My heart stopped just thinking about her being in the presence of that… that man.
“No,” I said, gripping her arms. “You have Autumn to think about.”
“Hannah.” She grabbed me, shaking me slightly. “I understand why you’re concerned. I really do, but you have to remember we are grown women. One little old man with a mean streak doesn’t scare me, and I’ll do everything in my power to show you the same truth.”
She grabbed my hand and squeezed it tight, telling me so many things in her fierce gaze. And I believed her. I felt myself coming back, piece by piece, remembering my
own strength.
Sometimes you just needed a good kick in the ass.
I WASN’T GOING TO LIE. Pulling up outside of the house I grew up in felt like walking down a dark alley at night without any sort of weapon to defend yourself.
Only the house seemed smaller. Sadder even.
The siding was covered in algae. The roof almost seemed to sag from the weight of the secrets it supported over the years. My father hadn’t kept it up the way he did when I was younger. He might not have cared about the state he left his wife in, but he damn sure cared about the well-being of our home.

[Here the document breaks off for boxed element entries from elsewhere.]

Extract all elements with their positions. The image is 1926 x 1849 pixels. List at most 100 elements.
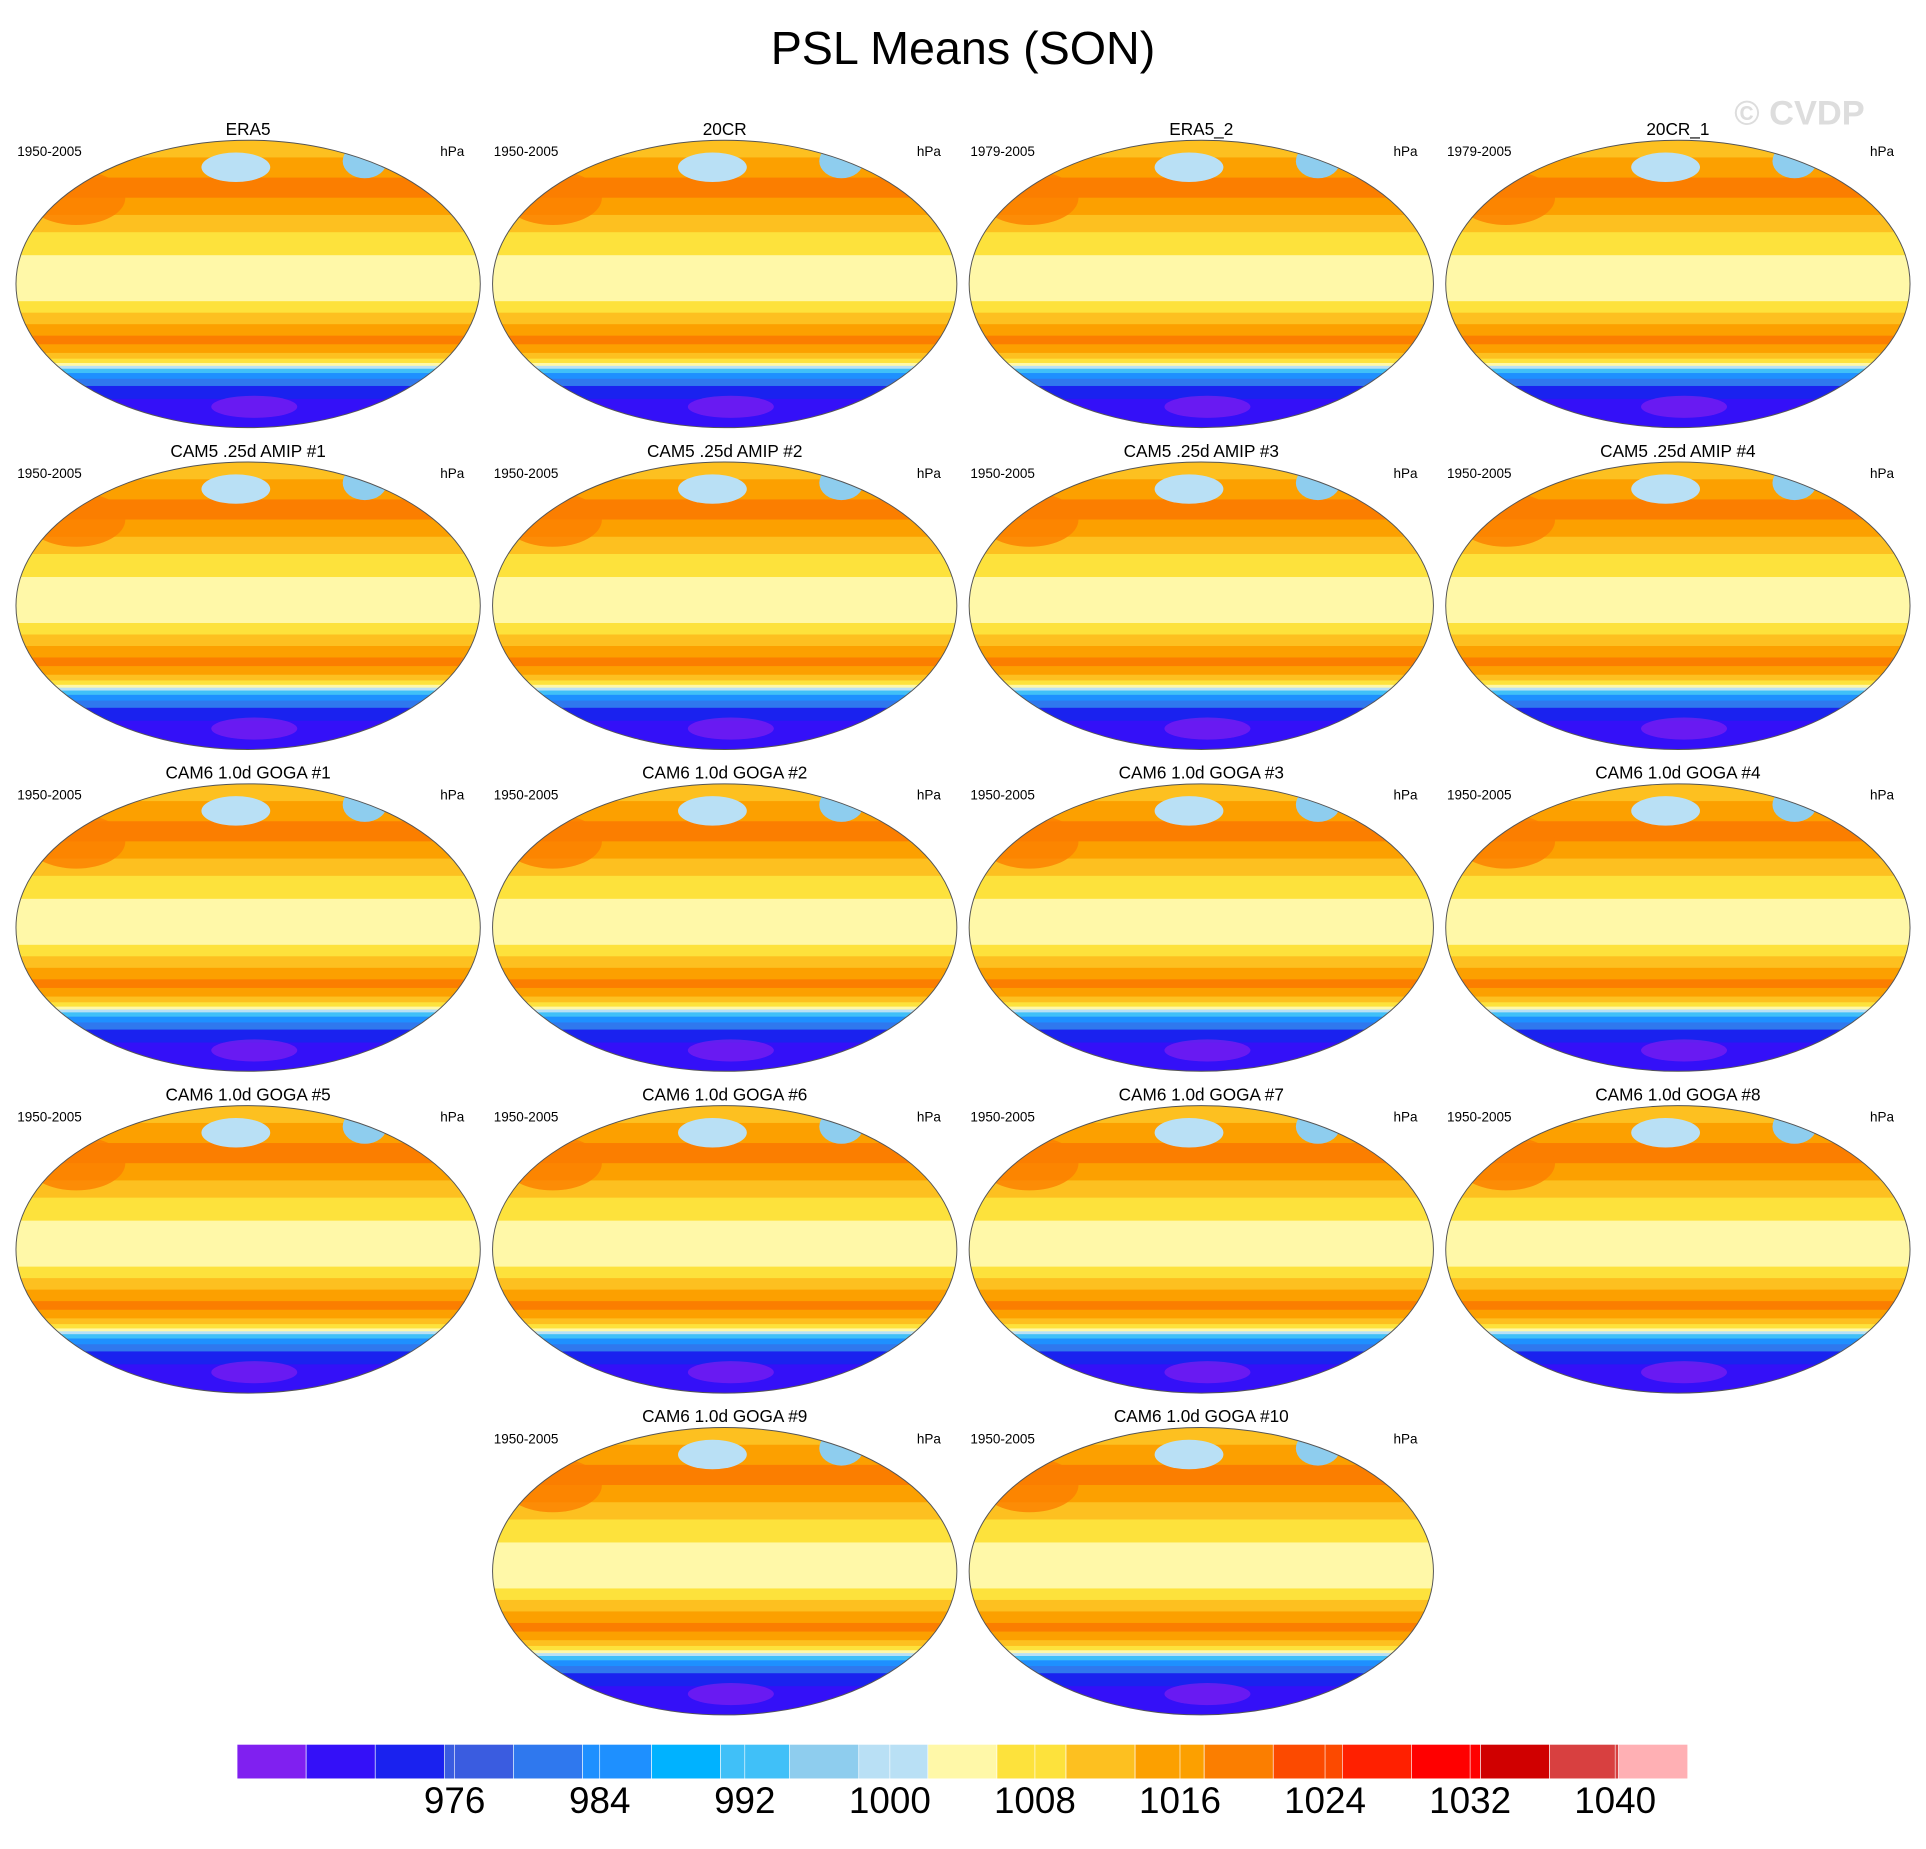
map-band: [1445, 674, 1911, 682]
map-band: [969, 666, 1434, 676]
map-band: [15, 301, 481, 314]
colorbar-box: [1618, 1744, 1689, 1780]
map-band: [1445, 707, 1911, 722]
map-feature: [1772, 787, 1817, 822]
map-band: [1445, 1328, 1911, 1332]
panel-units: hPa: [1393, 1431, 1418, 1446]
colorbar-box: [858, 1744, 929, 1780]
map-band: [492, 554, 957, 578]
map-band: [492, 1666, 957, 1674]
panel-title: 20CR_1: [1646, 119, 1709, 139]
map-band: [969, 694, 1434, 702]
map-band: [15, 1143, 481, 1164]
map-band: [969, 1012, 1434, 1018]
map-outline: [1445, 139, 1911, 429]
map-band: [969, 1666, 1434, 1674]
panel-period: 1950-2005: [970, 788, 1035, 803]
map-feature: [503, 492, 602, 547]
map-outline: [492, 139, 958, 429]
map-band: [492, 875, 957, 900]
map-band: [492, 1588, 957, 1601]
map-band: [1445, 1197, 1911, 1222]
map-panel: CAM6 1.0d GOGA #7 1950-2005 hPa: [968, 1084, 1434, 1394]
map-feature: [980, 814, 1079, 869]
map-band: [969, 1645, 1434, 1651]
map-field: [15, 462, 481, 750]
map-band: [969, 1588, 1434, 1601]
panel-title: CAM5 .25d AMIP #3: [1124, 441, 1279, 461]
map-band: [969, 1197, 1434, 1222]
map-band: [492, 858, 957, 877]
map-band: [1445, 324, 1911, 337]
map-band: [15, 1029, 481, 1044]
colorbar-box: [305, 1744, 376, 1780]
map-feature: [687, 1039, 774, 1062]
map-band: [492, 700, 957, 709]
map-band: [1445, 1309, 1911, 1319]
map-band: [969, 1484, 1434, 1503]
map-band: [969, 700, 1434, 709]
panel-units: hPa: [440, 1110, 465, 1125]
map-band: [492, 378, 957, 387]
map-band: [492, 657, 957, 667]
map-band: [492, 197, 957, 216]
map-band: [969, 1622, 1434, 1633]
map-band: [1445, 232, 1911, 256]
map-band: [15, 344, 481, 354]
map-band: [15, 1328, 481, 1332]
map-band: [1445, 1289, 1911, 1302]
panel-units: hPa: [1393, 1110, 1418, 1125]
map-feature: [678, 152, 747, 182]
map-feature: [1154, 796, 1224, 826]
watermark: © CVDP: [1734, 95, 1864, 133]
map-band: [969, 944, 1434, 957]
map-panel: ERA5_2 1979-2005 hPa: [968, 119, 1434, 429]
map-band: [15, 634, 481, 647]
map-feature: [1631, 796, 1700, 826]
map-band: [1445, 214, 1911, 233]
map-band: [1445, 536, 1911, 555]
map-band: [492, 499, 957, 521]
map-band: [1445, 1029, 1911, 1044]
map-band: [1445, 1016, 1911, 1024]
map-band: [1445, 373, 1911, 380]
map-band: [492, 707, 957, 722]
map-band: [492, 344, 957, 354]
map-band: [15, 967, 481, 980]
map-band: [492, 1197, 957, 1222]
map-band: [492, 1002, 957, 1008]
panel-units: hPa: [1393, 466, 1418, 481]
map-band: [15, 1344, 481, 1353]
map-band: [492, 666, 957, 676]
map-outline: [1445, 783, 1911, 1072]
map-feature: [687, 395, 774, 418]
map-band: [969, 684, 1434, 689]
colorbar-box: [789, 1744, 860, 1780]
panel-title: CAM6 1.0d GOGA #10: [1114, 1406, 1289, 1426]
map-band: [1445, 1180, 1911, 1199]
map-band: [1445, 858, 1911, 877]
map-band: [492, 687, 957, 692]
map-band: [15, 1016, 481, 1024]
map-band: [1445, 680, 1911, 686]
map-band: [969, 1180, 1434, 1199]
map-band: [1445, 684, 1911, 689]
map-feature: [1631, 152, 1700, 182]
map-band: [969, 996, 1434, 1003]
map-feature: [1164, 1682, 1251, 1706]
map-feature: [819, 143, 864, 179]
map-band: [492, 1542, 957, 1590]
map-band: [1445, 358, 1911, 364]
map-band: [1445, 898, 1911, 946]
map-band: [15, 979, 481, 989]
map-band: [969, 373, 1434, 380]
panel-period: 1950-2005: [1447, 1110, 1512, 1125]
map-outline: [968, 139, 1434, 429]
map-band: [492, 373, 957, 380]
map-band: [969, 554, 1434, 578]
map-band: [15, 519, 481, 538]
map-band: [969, 197, 1434, 216]
map-band: [15, 1180, 481, 1199]
map-band: [492, 1640, 957, 1647]
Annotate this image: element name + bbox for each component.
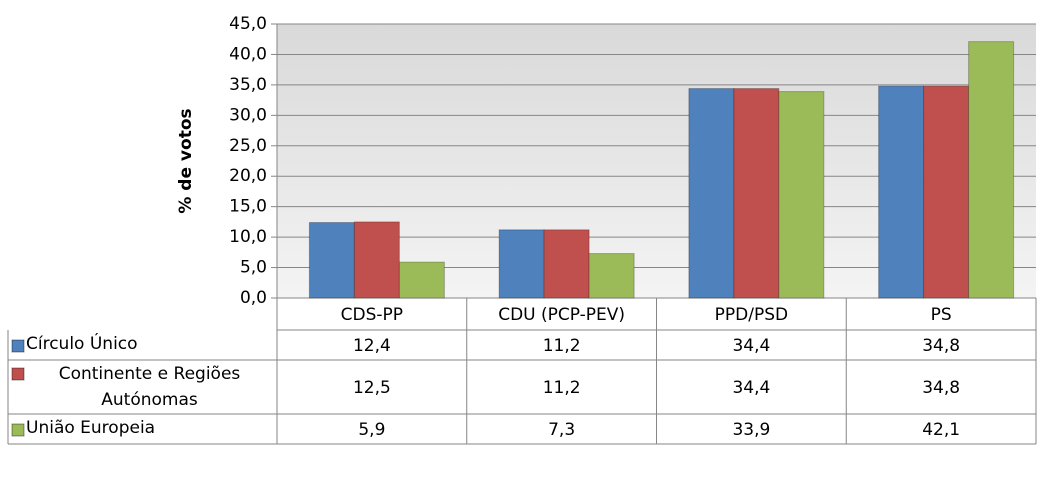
- bar: [878, 85, 925, 299]
- bar: [688, 88, 735, 299]
- y-tick-label: 45,0: [229, 14, 267, 34]
- legend-label-box: União Europeia: [26, 418, 156, 438]
- y-tick-label: 35,0: [229, 75, 267, 95]
- y-tick-label: 10,0: [229, 227, 267, 247]
- bar: [923, 85, 970, 299]
- x-tick-label: CDU (PCP-PEV): [498, 305, 625, 325]
- y-tick-label: 20,0: [229, 166, 267, 186]
- table-value: 12,4: [353, 336, 391, 356]
- bar: [733, 88, 780, 299]
- bar: [308, 221, 355, 299]
- y-tick-label: 40,0: [229, 44, 267, 64]
- table-value: 34,8: [922, 336, 960, 356]
- legend-label: União Europeia: [26, 418, 156, 438]
- legend-label-box: Continente e Regiões Autónomas: [58, 364, 241, 410]
- table-value: 33,9: [732, 420, 770, 440]
- bar: [398, 261, 445, 299]
- legend-swatch: [11, 423, 25, 437]
- bar: [968, 41, 1015, 299]
- table-value: 7,3: [548, 420, 575, 440]
- table-value: 11,2: [543, 378, 581, 398]
- table-value: 42,1: [922, 420, 960, 440]
- table-value: 34,4: [732, 336, 770, 356]
- legend-label: Círculo Único: [26, 334, 138, 354]
- bar: [353, 221, 400, 299]
- y-tick-label: 0,0: [240, 288, 267, 308]
- x-tick-label: PS: [931, 305, 952, 325]
- legend-label: Continente e Regiões Autónomas: [58, 364, 241, 410]
- y-tick-label: 15,0: [229, 197, 267, 217]
- bar: [543, 229, 590, 299]
- y-axis-title: % de votos: [176, 108, 196, 213]
- legend-swatch: [11, 367, 25, 381]
- legend-swatch: [11, 339, 25, 353]
- bar: [588, 253, 635, 299]
- y-tick-label: 25,0: [229, 136, 267, 156]
- bar: [498, 229, 545, 299]
- legend-label-box: Círculo Único: [26, 334, 138, 354]
- table-value: 34,4: [732, 378, 770, 398]
- table-value: 12,5: [353, 378, 391, 398]
- x-tick-label: CDS-PP: [341, 305, 403, 325]
- table-value: 5,9: [358, 420, 385, 440]
- y-tick-label: 5,0: [240, 258, 267, 278]
- table-value: 34,8: [922, 378, 960, 398]
- table-value: 11,2: [543, 336, 581, 356]
- bar: [778, 91, 825, 299]
- y-tick-label: 30,0: [229, 105, 267, 125]
- x-tick-label: PPD/PSD: [715, 305, 788, 325]
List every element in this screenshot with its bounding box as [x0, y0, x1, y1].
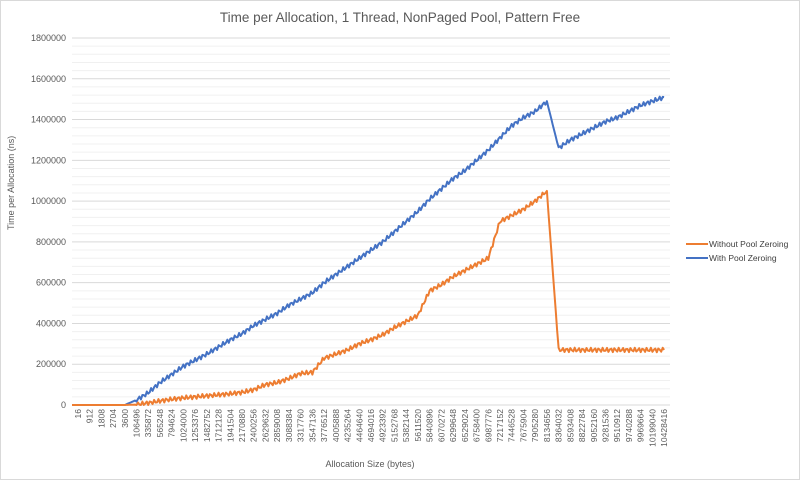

But as I gazed up at it, I couldn’t tell.
“Ready?” Maggie said as she paid the cabbie and opened the door.
Yes and no.
I got out behind her. Straightened my shoulders as I told myself I could do it. That I wasn’t the same little girl anymore.
That my mother needed me more than I needed my fears.
I took the first step. Made my way down the cracked pavement and up the creaking steps to the front door, with Maggie somewhere behind me.
And I hesitated.
I didn’t know if I should knock, or just walk in. It wasn’t my home. Hadn’t been for a long time. The sounds were different… the way the wind blew through the porch, whistling like a distant train. The way the sprinklers weren’t spraying like they used to at that time every day.
But I had to face my past. Once and for all.
I knocked and took a step back. Chewed on my fingernails, and then played with the end of my shirt until Maggie smacked my hand away.
No one answered.
I looked back at Maggie.
Turned back to the door.
My hand wrapped around the cold handle. Turned clockwise as I sucked in a huge breath.
The smell hit me first, and it nearly buckled my knees. Cigarettes and stale air. The oil my mother used to fry his chicken in.
And the stench of sadness.
The smell took me back to her tears. Took me back to the moments I laid awake shaking, praying to whoever would listen that he’d stop hitting her.
That he wouldn’t come after me next.
You’re strong, Hannah. You can do this, I chanted, sucking down the tears and burying them deep so I could use them as fuel to face whatever was about to happen.